Since you've found this result, I'll assume that you figured out the case where $A$ and $B$ are at equal distance from $C$, and it remains only to be shown that this is the worst case. Let me know if you'd like me to write more on the simpler case.
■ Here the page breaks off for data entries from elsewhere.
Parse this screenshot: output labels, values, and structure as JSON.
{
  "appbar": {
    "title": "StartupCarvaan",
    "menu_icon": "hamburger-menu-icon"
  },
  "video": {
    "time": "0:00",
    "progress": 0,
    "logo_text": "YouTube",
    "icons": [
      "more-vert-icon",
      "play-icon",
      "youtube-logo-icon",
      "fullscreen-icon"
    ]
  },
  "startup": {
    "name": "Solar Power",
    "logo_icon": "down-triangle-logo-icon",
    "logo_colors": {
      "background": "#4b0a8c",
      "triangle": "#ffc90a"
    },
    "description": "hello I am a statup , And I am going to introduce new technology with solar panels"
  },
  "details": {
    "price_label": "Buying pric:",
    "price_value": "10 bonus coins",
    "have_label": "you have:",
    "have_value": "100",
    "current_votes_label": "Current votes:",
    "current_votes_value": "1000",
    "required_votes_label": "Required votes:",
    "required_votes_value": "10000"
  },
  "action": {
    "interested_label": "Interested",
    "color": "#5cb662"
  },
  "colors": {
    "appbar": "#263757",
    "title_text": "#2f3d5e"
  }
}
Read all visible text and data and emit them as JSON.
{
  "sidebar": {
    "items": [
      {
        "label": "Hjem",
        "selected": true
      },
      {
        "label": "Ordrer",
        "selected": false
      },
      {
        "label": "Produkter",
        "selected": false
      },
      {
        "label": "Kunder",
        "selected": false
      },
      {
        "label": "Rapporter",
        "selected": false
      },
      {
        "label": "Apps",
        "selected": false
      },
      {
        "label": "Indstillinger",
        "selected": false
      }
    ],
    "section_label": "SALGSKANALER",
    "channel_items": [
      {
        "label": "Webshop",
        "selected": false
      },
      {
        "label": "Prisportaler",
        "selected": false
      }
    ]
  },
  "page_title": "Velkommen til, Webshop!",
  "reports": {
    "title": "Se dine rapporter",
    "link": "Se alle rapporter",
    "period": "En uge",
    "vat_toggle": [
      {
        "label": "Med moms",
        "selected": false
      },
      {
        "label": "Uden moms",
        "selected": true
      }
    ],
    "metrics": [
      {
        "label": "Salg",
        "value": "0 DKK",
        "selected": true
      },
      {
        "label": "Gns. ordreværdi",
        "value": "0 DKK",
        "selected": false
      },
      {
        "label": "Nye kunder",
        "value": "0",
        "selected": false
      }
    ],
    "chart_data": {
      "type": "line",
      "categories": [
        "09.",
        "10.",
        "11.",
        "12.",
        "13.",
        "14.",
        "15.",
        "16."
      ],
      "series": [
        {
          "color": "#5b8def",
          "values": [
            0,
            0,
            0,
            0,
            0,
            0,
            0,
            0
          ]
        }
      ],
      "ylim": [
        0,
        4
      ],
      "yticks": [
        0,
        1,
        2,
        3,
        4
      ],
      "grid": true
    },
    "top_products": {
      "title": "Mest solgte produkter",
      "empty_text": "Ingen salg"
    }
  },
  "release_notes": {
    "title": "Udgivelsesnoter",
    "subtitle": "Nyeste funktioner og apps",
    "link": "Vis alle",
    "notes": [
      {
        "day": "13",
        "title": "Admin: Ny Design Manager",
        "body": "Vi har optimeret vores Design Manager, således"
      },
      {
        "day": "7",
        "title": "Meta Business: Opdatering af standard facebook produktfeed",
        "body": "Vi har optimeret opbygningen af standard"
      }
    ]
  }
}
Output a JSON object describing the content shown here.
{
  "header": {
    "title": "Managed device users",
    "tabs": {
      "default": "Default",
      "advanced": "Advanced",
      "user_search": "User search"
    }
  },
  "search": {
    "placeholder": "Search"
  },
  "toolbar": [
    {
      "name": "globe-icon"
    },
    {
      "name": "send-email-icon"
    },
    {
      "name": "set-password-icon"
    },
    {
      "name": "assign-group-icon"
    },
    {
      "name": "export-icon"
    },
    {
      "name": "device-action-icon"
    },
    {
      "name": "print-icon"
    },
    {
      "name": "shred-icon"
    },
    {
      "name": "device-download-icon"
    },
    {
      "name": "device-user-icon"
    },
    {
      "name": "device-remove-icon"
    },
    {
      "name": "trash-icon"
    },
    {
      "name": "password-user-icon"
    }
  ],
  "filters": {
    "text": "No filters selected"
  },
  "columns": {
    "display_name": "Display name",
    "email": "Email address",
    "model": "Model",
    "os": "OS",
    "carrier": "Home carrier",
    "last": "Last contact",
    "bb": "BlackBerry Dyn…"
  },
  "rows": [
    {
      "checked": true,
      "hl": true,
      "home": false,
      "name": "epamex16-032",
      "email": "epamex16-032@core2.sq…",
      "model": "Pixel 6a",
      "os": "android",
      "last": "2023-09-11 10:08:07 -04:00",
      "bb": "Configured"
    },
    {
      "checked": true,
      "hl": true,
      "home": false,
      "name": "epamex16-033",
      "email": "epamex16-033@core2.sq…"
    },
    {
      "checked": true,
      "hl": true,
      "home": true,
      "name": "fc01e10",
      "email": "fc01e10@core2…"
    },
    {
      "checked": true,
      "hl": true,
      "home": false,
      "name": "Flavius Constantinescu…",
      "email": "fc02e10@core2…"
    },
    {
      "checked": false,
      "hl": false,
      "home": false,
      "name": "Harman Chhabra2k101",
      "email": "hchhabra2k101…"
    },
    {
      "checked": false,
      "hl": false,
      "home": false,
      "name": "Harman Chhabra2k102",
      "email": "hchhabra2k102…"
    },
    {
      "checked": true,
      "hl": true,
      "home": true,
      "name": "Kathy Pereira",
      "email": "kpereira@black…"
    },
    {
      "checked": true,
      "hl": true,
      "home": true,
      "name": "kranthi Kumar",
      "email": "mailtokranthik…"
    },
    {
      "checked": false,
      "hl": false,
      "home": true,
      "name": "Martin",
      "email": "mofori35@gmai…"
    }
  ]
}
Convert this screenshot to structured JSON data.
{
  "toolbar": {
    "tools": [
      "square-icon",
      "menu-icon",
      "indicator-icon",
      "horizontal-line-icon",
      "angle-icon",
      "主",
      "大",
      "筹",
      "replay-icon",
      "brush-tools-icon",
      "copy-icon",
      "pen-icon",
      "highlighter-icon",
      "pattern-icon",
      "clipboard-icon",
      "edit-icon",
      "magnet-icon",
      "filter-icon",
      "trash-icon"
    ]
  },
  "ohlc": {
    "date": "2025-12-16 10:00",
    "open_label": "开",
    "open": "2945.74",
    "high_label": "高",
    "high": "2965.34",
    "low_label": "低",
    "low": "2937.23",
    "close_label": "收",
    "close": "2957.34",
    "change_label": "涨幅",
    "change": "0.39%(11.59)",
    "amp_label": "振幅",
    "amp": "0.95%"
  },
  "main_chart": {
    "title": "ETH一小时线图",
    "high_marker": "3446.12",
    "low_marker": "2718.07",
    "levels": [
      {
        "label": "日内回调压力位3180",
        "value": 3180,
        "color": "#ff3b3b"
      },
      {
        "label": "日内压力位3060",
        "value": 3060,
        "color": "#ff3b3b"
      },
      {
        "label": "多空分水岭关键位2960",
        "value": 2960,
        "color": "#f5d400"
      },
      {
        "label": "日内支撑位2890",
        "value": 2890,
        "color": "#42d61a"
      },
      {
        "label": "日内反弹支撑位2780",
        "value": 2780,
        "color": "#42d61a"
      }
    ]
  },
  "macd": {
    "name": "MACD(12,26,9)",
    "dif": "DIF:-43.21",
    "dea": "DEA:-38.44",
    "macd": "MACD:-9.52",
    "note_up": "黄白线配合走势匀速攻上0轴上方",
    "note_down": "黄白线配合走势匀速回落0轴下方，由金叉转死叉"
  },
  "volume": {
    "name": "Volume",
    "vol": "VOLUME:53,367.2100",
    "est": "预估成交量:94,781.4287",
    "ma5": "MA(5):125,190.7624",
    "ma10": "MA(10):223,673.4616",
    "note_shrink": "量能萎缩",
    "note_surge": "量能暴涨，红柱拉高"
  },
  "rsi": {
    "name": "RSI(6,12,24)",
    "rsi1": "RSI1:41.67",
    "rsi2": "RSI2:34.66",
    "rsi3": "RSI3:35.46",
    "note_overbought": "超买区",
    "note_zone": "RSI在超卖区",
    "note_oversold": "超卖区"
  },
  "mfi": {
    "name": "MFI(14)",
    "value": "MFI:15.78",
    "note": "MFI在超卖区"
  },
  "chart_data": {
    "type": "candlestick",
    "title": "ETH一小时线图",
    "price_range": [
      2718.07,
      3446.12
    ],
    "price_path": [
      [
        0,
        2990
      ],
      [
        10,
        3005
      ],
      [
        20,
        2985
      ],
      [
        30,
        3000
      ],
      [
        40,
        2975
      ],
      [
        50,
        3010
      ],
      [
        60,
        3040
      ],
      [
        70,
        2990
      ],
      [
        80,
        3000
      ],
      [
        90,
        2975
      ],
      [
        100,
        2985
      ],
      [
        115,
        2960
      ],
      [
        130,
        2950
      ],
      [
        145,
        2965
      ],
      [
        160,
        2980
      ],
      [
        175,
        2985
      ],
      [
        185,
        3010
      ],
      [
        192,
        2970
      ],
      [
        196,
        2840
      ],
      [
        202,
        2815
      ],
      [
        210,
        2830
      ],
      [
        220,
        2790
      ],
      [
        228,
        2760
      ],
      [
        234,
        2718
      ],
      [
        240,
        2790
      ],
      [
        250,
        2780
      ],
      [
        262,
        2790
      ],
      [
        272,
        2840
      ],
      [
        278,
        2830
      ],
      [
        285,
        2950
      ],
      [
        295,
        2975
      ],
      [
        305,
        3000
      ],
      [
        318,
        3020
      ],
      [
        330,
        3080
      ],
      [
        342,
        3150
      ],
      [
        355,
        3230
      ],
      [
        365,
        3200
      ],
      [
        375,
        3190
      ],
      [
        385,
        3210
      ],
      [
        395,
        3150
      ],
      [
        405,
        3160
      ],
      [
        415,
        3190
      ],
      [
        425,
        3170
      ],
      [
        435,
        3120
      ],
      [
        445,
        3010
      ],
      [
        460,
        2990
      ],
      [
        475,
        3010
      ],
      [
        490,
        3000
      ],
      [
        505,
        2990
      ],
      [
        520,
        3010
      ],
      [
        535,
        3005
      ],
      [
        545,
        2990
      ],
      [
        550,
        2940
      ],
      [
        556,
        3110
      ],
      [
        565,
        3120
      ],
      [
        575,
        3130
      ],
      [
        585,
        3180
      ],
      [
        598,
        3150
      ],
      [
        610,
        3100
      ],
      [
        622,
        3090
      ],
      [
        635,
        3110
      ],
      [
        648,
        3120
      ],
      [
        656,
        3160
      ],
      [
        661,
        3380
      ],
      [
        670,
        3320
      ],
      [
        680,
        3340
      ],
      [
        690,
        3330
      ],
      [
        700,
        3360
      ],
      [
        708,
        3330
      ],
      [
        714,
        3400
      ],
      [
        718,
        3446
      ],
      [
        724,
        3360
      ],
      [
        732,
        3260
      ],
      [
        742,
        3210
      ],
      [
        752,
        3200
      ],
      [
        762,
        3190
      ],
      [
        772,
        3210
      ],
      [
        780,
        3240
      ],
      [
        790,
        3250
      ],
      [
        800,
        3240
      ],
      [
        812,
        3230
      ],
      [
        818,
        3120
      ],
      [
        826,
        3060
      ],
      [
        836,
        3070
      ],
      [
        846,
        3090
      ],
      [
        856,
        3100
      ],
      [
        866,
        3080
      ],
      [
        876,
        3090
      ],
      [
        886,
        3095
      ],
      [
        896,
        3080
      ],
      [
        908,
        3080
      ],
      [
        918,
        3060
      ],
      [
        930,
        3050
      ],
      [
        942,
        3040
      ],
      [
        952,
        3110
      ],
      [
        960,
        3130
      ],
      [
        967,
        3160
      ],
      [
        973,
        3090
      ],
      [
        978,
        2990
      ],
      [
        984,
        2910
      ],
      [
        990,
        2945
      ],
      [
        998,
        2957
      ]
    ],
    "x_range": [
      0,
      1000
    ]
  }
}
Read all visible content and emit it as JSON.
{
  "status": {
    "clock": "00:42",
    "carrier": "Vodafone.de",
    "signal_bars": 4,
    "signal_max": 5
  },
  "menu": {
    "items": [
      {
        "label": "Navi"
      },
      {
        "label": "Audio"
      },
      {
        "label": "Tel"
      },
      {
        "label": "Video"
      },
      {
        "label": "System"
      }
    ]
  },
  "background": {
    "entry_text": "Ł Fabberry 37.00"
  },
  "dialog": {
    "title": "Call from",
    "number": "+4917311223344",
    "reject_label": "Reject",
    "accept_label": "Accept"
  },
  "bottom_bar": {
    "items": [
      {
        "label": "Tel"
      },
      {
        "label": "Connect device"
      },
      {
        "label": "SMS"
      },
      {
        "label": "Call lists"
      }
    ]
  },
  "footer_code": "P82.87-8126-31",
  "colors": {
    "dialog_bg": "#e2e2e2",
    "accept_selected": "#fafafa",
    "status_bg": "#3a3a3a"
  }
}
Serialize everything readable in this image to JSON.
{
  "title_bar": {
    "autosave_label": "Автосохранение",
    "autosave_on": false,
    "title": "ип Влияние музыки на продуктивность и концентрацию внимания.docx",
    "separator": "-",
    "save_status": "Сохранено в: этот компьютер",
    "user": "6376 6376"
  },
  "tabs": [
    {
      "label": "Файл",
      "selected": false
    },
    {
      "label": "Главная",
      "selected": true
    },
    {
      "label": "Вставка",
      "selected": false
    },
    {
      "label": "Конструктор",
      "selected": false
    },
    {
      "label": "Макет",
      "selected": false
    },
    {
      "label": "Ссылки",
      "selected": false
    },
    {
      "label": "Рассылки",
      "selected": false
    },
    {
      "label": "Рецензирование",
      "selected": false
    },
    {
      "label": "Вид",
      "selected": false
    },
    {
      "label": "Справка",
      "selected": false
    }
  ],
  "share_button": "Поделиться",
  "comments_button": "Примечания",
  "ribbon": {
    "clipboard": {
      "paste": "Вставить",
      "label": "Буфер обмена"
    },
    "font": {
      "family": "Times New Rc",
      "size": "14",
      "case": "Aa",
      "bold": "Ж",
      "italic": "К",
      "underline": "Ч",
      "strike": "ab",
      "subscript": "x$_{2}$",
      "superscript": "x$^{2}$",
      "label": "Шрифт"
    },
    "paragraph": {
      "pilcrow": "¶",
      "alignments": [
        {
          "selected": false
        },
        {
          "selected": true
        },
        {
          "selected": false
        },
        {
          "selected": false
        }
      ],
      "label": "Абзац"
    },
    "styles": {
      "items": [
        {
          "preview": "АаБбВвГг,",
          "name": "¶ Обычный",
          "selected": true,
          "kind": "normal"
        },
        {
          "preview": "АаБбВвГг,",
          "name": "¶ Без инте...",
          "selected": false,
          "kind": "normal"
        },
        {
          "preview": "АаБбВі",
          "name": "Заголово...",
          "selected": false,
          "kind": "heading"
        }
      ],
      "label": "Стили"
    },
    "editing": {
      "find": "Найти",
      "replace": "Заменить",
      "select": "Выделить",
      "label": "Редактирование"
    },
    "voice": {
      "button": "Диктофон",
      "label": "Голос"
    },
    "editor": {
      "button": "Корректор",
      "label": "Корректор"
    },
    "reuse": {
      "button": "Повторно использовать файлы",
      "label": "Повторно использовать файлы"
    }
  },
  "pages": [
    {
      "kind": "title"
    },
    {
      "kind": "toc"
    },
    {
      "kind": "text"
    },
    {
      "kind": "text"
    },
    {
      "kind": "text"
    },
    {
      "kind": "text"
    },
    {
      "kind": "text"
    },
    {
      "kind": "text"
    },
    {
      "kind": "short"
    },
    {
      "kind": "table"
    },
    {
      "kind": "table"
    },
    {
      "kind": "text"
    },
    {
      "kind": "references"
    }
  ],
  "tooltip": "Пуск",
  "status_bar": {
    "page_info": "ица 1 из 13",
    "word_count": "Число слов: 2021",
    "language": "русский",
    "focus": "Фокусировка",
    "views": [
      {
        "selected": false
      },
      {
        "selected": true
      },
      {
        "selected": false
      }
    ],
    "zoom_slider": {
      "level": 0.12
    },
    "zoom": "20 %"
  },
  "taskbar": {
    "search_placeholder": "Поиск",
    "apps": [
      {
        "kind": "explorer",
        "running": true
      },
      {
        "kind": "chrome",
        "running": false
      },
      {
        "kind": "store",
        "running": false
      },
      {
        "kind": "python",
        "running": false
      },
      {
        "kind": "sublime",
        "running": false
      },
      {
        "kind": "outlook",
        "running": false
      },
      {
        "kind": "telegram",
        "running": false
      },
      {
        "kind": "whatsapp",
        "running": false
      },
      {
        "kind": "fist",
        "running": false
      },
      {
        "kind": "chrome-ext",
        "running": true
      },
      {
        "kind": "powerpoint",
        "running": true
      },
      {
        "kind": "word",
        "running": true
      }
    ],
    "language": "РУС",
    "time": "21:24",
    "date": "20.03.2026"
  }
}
We can write $A$ and $B$ in spherical coordinates with $C$ at one pole and $A$ at $\phi=0$:

$A=\pmatrix{\sin\theta_A\\0\\\cos\theta_A},\quad B=\pmatrix{\sin\theta_B\cos\phi\\\sin\theta_B\sin\phi\\\cos\theta_B}\;.$

Then

$A_\lambda=\pmatrix{\sin\lambda\theta_A\\0\\\cos\lambda\theta_A},\quad B_\lambda=\pmatrix{\sin\lambda\theta_B\cos\phi\\\sin\lambda\theta_B\sin\phi\\\cos\lambda\theta_B}\;,$

and the geodesic distances are the arccosines of the scalar products:

$ \begin{eqnarray} d(A,B)&=&\arccos\left(\sin\theta_A\sin\theta_B\cos\phi+\cos\theta_A\cos\theta_B\right)\;,\\ d(A_\lambda,B_\lambda)&=&\arccos\left(\sin\lambda\theta_A\sin\lambda\theta_B\cos\phi+\cos\lambda\theta_A\cos\lambda\theta_B\right)\;. \end{eqnarray} $

We can rewrite them in terms of $\Sigma=\theta_A+\theta_B$ and $\Delta=\theta_A-\theta_B$:

$ \begin{eqnarray} d(A,B)&=&\arccos\frac12\left((1-\cos\phi)\cos\Sigma+(1+\cos\phi)\cos\Delta \right)\;,\\ d(A_\lambda,B_\lambda)&=& \arccos\frac12\left((1-\cos\phi)\cos\lambda\Sigma+(1+\cos\phi)\cos\lambda\Delta\right) \;. \end{eqnarray} $

To see where the desired inequality is most strongly violated, we can differentiate the discrepancy with respect to $\Delta$:

$\frac{\partial}{\partial\Delta}\left(d(A_\lambda,B_\lambda)-\mu d(A,B)\right)=\frac12(1+\cos\phi)\left(\frac{\lambda\sin\lambda\Delta}{\sin d(A_\lambda,B_\lambda)}-\mu\frac{\sin\Delta}{\sin d(A,B)}\right)\;.$

Since we already know $\mu\ge\sin(\lambda\pi/2)\ge\lambda$, we must have $d(A_\lambda,B_\lambda)\gt\lambda d(A,B)$ for the inequality to be violated, and thus $\sin d(A_\lambda,B_\lambda)\gt\lambda \sin d(A,B)$. As all the quantities are non-negative (since $\theta\le\pi/2$ and $0\lt\lambda\lt1$), we can bound the derivative thus:

$ \begin{eqnarray} \frac{\partial}{\partial\Delta}\left(d(A_\lambda,B_\lambda)-\mu d(A,B)\right) &\le& \frac12(1+\cos\phi)\left(\frac{\lambda\sin\lambda\Delta}{\lambda\sin d(A,B)}-\mu\frac{\sin\Delta}{\sin d(A,B)}\right)\\ &=& \frac12\frac{1+\cos\phi}{\sin d(A,B)}\left(\sin\lambda\Delta-\mu\sin\Delta\right)\\ &\le& \frac12\frac{1+\cos\phi}{\sin d(A,B)}\left(\sin\lambda\Delta-\sin\frac{\lambda\pi}2\sin\Delta\right)\\ &\le&0\;. \end{eqnarray} $

Thus, the discrepancy is non-increasing wherever it is non-negative, and hence for it to be positive anywhere, it would have to be positive at $\Delta=0$. It therefore suffices to treat that case, which leads to the result you found.